新型コロナウイルス感染症とも呼ばれるCOVID-19(コビッド・ナインティーン)は、SARSコロナウイルス2(SARS-CoV-2)と命名されたコロナウイルスの一種によって引き起こされ、重症化する可能性がある急性呼吸器疾患です。COVID-19のパンデミックにより、様々な国で出入国制限を余儀なくされました。入国要件(例えば、検査、予防接種、検疫)は頻繁に変更されるため、旅行者は旅行先の国のウェブサイトだけでなく、自国の保健当局(例えば、米国では米国疾病予防管理センター[Centers for Disease Control and Prevention])のウェブサイトでも最新の推奨事項を確認すべきです。

デングウイルス感染症

デングウイルス感染症は蚊が媒介するウイルス感染症で、発熱と全身の痛みを引き起こし、重症の場合は、体の内外で出血が起こります(デング出血熱)。デングウイルス感染症は世界中の熱帯地域や亜熱帯地域でよくみられます。最も多いのは東南アジアですが、中南米や他の国々でも多くなっています。これまでにカリブ海地域(プエルトリコや米領バージン諸島など)、オセアニア、インド亜大陸で発生しています。

メキシコ、ブラジル、タイなどの一部の国々ではワクチンが使用可能になっていますが(米国では使用できません)、接種できるのはデングウイルス感染症にかかったことがある人に限られます。

デングウイルス感染症がよくみられる地域に旅行する際には、以下のような対策により蚊に刺されないように予防することが重要です。

  • できるだけ体の広範囲を覆う服を着る

  • 宿泊先の寝室にエアコンがない場合は、殺虫剤のペルメトリンを吹きかけた衣類を着用し、ペルメトリンで処理した蚊帳の中で寝る

  • ジエチルトルアミド(DEET)またはピカリジンなどの虫よけ剤を使用する

  • 蚊やダニにできるだけさらされないようにする

これらの対策は、ジカウイルス感染症チクングニア熱などの昆虫が媒介する他の感染症の予防にもなります。(CDC:蚊の刺咬を予防する[CDC: Prevent Mosquito Bites]を参照のこと。)

インフルエンザ

インフルエンザは、インフルエンザウイルスによる肺と気道のウイルス感染症です。外国旅行者でよくみられます。最善の予防法は、インフルエンザの予防接種を毎年受けることです。

住血吸虫症

住血吸虫症はアフリカ、東南アジア、中国、南米の東部でよくみられ、重篤になる可能性の高い感染症で、これらの地域の淡水に生息する寄生虫が原因で発症します。住血吸虫症が多い地域では、淡水に入らないことで、住血吸虫症のリスクを減らすことができます。旅行者が住血吸虫症がよくみられる地域で淡水にさらされた場合、症状がなくても、そのような地域から戻った後でこの寄生虫のスクリーニングを受けるべきです。

シラミと疥癬

シラミ疥癬(かいせん)は、密集した宿泊施設、開発途上の地域、衛生処置の整っていない場所などでよくみられます。ペルメトリン、マラチオン(malathion)、リンデンローションなどで治療できます。しかしこれらのローションを予防薬として使用すべきではありません。

ジカウイルス

ジカウイルス感染症は、成人ではほとんど症状を引き起こさないか、軽度の症状しか引き起こしません。しかし、妊娠中にジカウイルスに感染すると、胎児に重篤な先天異常が生じることがあります。

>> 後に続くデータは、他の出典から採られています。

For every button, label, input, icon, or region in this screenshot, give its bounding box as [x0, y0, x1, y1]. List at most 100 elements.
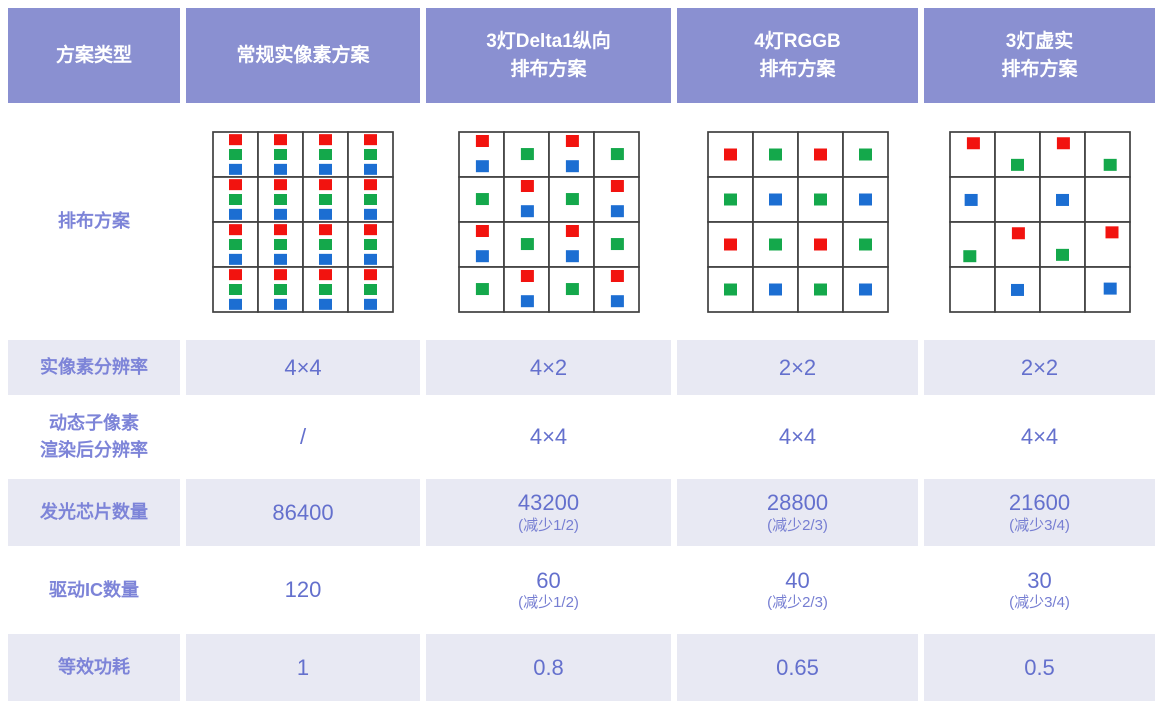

ジカウイルス感染症は蚊を媒介して、また性的接触や感染した人からの輸血によって広がります。感染は中南米、カリブ海地域、南アジア、東南アジア、太平洋諸島で広範囲に拡大しています。米国疾病予防管理センター(CDC)の最近の報告では、米国でのジカウイルス感染症のすべての症例が、感染地域から帰国した旅行者でした。米国内での蚊や性的接触によるジカウイルス感染症は報告されていません。CDCは、妊婦に対し、ジカウイルス感染症がまん延している地域への旅行の延期を検討するよう勧めています(CDC:ジカウイルス:妊娠中の方へ[CDC: Zika Virus: For Pregnant Women]およびCDC:ジカ旅行情報[CDC Zika Travel Information]を参照)。

さらなる情報

以下の英語の資料が役に立つかもしれません。こちらの情報源の内容について、MSDマニュアルでは責任を負いませんのでご了承ください。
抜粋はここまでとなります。